The columns about "Negro children" and women who wear burqas that look like "letterbox slots": Can you imagine that that hurts people, non-whites, for example, or Muslims?

Clear bodies from the beach

Nor did anyone suggest in 2016, when Theresa May sneakily appointed him Foreign Secretary, that as Her Majesty's chief diplomat one should exercise a certain - well - diplomatic restraint.

Otherwise, Johnson would never have said in Sirte, Libya, what a beautiful city it could be if someone cleared the bodies from the beach.

And he would certainly not have opened his mouth in the case of the Iranian-born British woman Nazanin Zaghari-Ratcliffe, who was arrested in Iran in 2016 for alleged espionage.

She has always denied that she helped train journalists there – until the British Foreign Secretary divulged that she only trained a few journalists there.

Allegedly delayed Zaghari-Ratcliffe's extradition by a few years.

But it's certainly not Johnson's fault.

His words, as he said himself, were "misinterpreted."

And besides, once again no one had warned that it would have been better if he had kept quiet.

Customs border came as a complete surprise

It must be difficult to rule in a circle of stubborn subjects.

One should exercise caution.

This of course also applies to the other hot topic these days: the situation in Northern Ireland.

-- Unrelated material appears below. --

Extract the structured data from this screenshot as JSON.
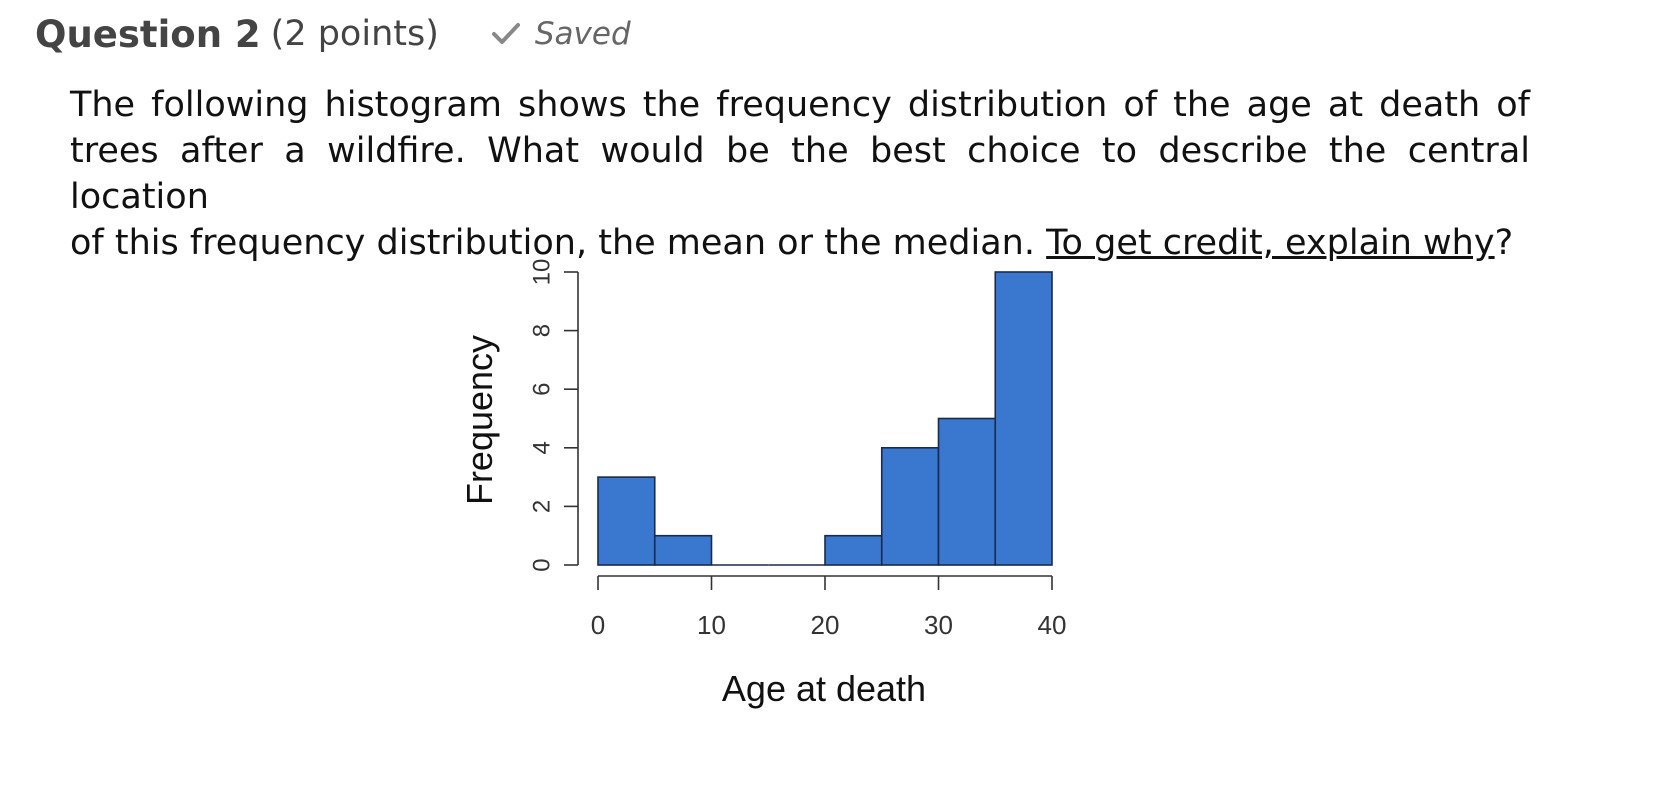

Hand on heart: When Johnson signed an agreement with the EU in 2019 that provided for a customs border between Great Britain and Northern Ireland, nobody would have guessed that a customs border would suddenly be created in the Irish Sea.

He has also repeatedly drummed that into the exporters and importers: everything – as with Brexit – fear mongering!

Should anyone want to check anything or request any forms from anyone: "Only over my dead body." Can't be.

There won't be.

Is there now, well.

But only because the EU is petty enough to insist on compliance with internationally binding treaties.

cheek, stuff.

That's why he's having his people write a law that could pulverize the contract with Brussels.

That Washington, Brussels, Dublin, even many of their own people have been warning loudly for weeks that he is jeopardizing the shaky peace in Northern Ireland?

He hasn't heard of it yet.

And what if buses really go up in flames again in Belfast or Derry?

Then those who have let him run into the open knife again and again for years can finally experience something.